Las estructuras de dividendos fijos no se ajustan a la inflación. En horizontes de inversión largos, esto puede provocar una erosión significativa de los ingresos reales. Si bien algunas emisiones más recientes de acciones preferentes incorporan características vinculadas a la inflación, estas son relativamente poco frecuentes y, a menudo, complejas.

Consideraciones regulatorias y fiscales

La tributación de los dividendos de las acciones preferentes puede variar sustancialmente según la jurisdicción. En algunos casos, los dividendos pueden no disfrutar de las mismas exenciones fiscales que las acciones ordinarias. Además, los cambios en los marcos regulatorios, especialmente en el sector financiero, pueden hacer que ciertas estructuras de acciones preferentes se vuelvan obsoletas o menos atractivas. Por ejemplo, la normativa de Basilea III alteró el panorama de los instrumentos de capital como las acciones preferentes AT1, lo que dio lugar a nuevos formatos de emisión y cancelaciones.

Riesgo en entornos recesivos

Las recesiones económicas afectan desproporcionadamente a los accionistas preferentes. A medida que disminuyen los beneficios, las empresas pueden recortar los dividendos, y la falta de potencial alcista de las acciones preferentes dificulta la recuperación. A diferencia de las acciones ordinarias, no se benefician significativamente del repunte de la renta variable, ya que su valor está más ligado a la rentabilidad por dividendo y a la solidez crediticia que a las sólidas expectativas de crecimiento.

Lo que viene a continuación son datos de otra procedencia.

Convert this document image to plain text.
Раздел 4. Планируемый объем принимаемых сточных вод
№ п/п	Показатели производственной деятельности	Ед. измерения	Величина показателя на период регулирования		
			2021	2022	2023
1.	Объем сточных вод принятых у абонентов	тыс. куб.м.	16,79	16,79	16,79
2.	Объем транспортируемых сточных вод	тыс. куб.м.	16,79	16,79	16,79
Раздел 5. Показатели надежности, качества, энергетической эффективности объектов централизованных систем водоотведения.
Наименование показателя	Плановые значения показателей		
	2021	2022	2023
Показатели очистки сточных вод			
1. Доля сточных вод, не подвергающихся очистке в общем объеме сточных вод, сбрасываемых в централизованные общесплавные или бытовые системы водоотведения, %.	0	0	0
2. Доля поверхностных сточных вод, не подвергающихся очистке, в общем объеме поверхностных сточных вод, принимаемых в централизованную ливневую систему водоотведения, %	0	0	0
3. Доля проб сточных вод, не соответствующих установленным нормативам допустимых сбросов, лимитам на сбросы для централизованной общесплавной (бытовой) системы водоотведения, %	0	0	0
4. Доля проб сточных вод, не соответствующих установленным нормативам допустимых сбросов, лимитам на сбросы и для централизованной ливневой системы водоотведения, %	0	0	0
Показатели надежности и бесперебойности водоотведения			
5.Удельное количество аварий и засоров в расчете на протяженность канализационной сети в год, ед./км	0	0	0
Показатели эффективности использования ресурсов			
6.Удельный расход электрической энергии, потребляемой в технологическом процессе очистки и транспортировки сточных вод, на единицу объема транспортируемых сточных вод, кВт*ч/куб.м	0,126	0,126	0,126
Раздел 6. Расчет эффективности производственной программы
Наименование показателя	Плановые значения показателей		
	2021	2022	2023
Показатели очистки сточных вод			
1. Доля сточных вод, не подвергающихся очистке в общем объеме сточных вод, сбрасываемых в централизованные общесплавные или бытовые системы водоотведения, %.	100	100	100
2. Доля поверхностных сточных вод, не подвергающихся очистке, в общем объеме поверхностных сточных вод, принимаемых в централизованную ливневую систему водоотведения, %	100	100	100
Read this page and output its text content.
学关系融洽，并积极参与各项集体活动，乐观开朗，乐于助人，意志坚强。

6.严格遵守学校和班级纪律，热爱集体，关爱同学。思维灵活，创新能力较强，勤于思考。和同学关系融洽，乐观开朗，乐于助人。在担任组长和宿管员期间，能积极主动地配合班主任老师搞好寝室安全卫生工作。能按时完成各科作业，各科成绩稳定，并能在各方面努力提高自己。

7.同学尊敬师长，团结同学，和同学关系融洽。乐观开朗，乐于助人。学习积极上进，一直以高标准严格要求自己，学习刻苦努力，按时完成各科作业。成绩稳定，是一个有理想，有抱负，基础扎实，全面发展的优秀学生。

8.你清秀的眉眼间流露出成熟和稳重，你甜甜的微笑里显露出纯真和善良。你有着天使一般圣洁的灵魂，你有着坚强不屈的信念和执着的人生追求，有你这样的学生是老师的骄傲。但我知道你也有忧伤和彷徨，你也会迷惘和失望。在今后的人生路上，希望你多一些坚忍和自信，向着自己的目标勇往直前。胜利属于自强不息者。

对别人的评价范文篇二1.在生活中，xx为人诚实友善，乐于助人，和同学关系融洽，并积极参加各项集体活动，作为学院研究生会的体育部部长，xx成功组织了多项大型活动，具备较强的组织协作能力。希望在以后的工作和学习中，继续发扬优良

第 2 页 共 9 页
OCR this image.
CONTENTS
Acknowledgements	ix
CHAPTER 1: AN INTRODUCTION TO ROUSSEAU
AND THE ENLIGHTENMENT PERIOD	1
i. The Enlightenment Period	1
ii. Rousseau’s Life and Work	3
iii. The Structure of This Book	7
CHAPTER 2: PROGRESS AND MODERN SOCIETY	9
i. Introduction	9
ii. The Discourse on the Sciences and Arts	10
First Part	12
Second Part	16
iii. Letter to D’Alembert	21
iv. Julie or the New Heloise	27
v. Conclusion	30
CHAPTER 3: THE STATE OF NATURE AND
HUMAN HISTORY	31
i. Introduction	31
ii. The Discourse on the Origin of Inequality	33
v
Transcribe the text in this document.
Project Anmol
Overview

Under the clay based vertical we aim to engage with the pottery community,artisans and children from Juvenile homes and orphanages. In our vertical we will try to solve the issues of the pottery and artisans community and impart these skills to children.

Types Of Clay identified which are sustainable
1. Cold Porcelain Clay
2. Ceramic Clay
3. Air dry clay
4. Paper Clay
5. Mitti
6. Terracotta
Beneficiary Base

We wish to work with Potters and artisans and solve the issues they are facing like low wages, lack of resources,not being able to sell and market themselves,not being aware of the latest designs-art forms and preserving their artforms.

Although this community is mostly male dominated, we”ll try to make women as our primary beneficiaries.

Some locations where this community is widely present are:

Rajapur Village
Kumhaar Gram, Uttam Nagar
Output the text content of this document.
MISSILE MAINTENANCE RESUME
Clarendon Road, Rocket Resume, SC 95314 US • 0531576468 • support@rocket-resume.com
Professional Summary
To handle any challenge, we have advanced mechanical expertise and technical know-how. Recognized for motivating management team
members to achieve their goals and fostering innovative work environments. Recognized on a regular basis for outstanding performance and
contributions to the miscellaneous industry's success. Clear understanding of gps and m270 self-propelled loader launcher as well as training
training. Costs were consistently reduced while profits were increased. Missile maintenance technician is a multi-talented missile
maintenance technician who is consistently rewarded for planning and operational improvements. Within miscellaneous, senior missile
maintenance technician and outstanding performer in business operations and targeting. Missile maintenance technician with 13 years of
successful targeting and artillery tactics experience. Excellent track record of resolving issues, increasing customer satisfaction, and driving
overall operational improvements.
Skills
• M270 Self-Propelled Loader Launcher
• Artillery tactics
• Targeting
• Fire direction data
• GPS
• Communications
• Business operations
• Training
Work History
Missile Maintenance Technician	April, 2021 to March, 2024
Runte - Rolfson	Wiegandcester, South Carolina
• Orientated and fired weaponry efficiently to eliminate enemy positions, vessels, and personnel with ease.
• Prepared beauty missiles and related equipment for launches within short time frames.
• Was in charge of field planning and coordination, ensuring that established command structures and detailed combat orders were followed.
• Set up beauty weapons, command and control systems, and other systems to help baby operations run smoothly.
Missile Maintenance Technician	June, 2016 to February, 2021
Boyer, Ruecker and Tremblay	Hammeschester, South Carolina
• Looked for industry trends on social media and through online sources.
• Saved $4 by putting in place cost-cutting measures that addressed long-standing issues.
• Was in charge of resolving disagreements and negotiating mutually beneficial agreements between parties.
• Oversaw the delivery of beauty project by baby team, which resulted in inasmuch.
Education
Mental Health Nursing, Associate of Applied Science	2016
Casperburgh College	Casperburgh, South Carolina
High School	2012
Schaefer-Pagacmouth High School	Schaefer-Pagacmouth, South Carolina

En conclusión, las acciones preferentes siguen siendo una clase de inversión con matices. Su combinación de características de renta fija y renta variable proporciona utilidad en una cartera equilibrada. Sin embargo, a pesar de su priorización y claridad estructural, las acciones preferentes requieren una rigurosa diligencia debida, en particular en lo que respecta a la sostenibilidad de los pagos, la calidad crediticia del emisor y los cambios macroeconómicos. Como ocurre con todos los instrumentos financieros, su idoneidad depende, en última instancia, de la tolerancia al riesgo del inversor, sus necesidades de flujo de caja y su horizonte temporal.